Thursday, June 6, 2013

Join me on De-Nial

This has been a very emotional week and I have tried to insulate myself from a lot because...well I don't know if I can handle too much more.  Recently, my family lost a dear young friend. He spent a lot of time at my house while growing up, was a good friend to my children and had only just become a new father himself. He death was both sudden and shocking.  He was only 21 and I still cannot begin to imagine the pain of his parents.

This week I have been seeing many Facebook posts about 3 or 4 children with Type 1 diabetes who died in the within the past few days.  That is way too much death for me to handle.  I honestly have not read the stories. I have heard of officials questioning the diet of an undiagnosed toddler who died--as if his sugar intake could "cause" type 1 diabetes rather than the medical community not diagnosing him? The horror is unimaginable.

As I mentioned the other day, this was also diabetes clinic week.  I still don't have our most recent A1c back but we got a great pep talk about how its just a number and its only a concern if there is continued problems. I give that speech but it was nice to hear them saying the same thing to my son.  No matter what  reading comes back, I hope we do watch things more carefully, learn and move with forward with a stronger footing.

After the doctor's pep talk and my mention of the possibility of a rebound at night after what I assumed was an undetected low, our nurse came in.  She reviewed the documentation and said "Oh, he had a really bad low did he?"

I was kind of puzzled.

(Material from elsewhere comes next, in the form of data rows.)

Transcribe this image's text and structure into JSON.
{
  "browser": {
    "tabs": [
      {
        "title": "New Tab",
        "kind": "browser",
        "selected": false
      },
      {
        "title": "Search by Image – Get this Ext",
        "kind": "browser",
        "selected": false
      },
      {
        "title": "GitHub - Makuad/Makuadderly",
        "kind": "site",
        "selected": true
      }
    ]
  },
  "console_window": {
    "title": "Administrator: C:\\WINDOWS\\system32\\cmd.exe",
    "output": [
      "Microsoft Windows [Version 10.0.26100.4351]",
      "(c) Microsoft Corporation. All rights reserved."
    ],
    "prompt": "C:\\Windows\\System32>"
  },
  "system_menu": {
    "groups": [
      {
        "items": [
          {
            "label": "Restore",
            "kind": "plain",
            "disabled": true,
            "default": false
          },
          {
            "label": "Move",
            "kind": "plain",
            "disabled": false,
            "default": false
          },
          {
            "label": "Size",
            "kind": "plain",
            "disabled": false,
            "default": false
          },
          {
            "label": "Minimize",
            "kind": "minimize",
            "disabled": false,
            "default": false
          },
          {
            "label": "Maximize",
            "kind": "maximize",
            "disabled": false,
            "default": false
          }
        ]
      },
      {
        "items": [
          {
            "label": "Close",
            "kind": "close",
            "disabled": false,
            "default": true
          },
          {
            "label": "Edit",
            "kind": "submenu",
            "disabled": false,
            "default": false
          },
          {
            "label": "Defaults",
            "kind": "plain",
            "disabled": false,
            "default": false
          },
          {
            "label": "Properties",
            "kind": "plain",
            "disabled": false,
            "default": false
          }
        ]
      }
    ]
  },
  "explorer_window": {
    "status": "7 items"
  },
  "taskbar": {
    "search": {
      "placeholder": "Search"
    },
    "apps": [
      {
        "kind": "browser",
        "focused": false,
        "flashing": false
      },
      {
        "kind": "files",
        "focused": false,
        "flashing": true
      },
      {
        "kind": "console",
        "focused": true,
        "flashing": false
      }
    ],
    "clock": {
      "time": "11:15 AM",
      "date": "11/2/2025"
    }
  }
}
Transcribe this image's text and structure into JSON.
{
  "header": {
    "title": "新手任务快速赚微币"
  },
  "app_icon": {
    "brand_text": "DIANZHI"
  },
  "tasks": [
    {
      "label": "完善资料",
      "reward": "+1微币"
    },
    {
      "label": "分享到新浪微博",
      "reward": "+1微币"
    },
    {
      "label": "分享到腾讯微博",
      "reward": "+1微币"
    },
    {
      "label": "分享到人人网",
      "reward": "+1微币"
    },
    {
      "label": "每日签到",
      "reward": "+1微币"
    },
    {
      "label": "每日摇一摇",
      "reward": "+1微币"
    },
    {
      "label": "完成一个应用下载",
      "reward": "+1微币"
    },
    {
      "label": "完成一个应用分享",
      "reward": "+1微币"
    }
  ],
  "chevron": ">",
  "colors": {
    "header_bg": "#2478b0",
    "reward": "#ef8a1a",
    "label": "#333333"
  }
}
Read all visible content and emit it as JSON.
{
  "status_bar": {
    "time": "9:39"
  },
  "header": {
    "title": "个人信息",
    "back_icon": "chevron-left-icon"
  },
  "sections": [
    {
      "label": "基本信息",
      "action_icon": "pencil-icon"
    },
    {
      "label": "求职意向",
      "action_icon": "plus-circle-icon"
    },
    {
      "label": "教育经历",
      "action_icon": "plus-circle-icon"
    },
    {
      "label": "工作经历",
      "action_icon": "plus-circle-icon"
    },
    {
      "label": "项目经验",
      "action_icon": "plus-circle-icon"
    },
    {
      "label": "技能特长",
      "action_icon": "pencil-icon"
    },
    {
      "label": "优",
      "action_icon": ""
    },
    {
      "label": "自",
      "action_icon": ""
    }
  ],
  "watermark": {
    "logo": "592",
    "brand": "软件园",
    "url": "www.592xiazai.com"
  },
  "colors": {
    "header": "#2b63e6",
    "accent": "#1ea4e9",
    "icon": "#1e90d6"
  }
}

What bad low? What happened? Where was I?

"He went low at night. How terrifying for you!"

Crap! That low! I had put "that low" out of my head.  It was my big failure. It was my biggest fear almost realized. Did she have to mess with my protective bubble? As I said, this has been a rough week and I was doing a great job at insulating myself against any more stress or guilt.

Mess with my bubble she did! Instantly I had a flood of guilt as I remembered hearing someone else innocently telling me that they had woke up to hear my son moaning in his sleep and knowing that I didn't wake up!  The panic stormed back in as I relived the fear of "what if his body hadn't kicked out glycogen?"  Was he really going that low? Could something horrible really have happened between the 3am check when he was perfect and the 7am check when he was high?

I quickly shrugged her comment off stating that I didn't know "for sure" that it had happened. I made adjustments the following night based on assumptions and the fact that he was insulin resistant for most of the next day.  Extreme testing, him waking and telling me he was dropping, and subsequent basal reductions would suggest that a problem may have occurred, but let's again say that this was all very theoretical.

She simply nodded as if to say "if it looks like a duck, quacks like a duck, and walks like a duck, its probably a duck."  Or in diabetes terms "If it looked like a rebound, you had subsequent lows at a similar time, and a reduced basal fixed it, he probably went low and you missed it!"  Thank heavens she just nodded and smiled.  That allowed me to slip back into my lounger on the River De-Nial.  Its a beautiful place.  With all of the ugliness of the week, I think I will happily float there a little while longer. The alternative is not a good place to be--terror, guilt, and more sleeplessness.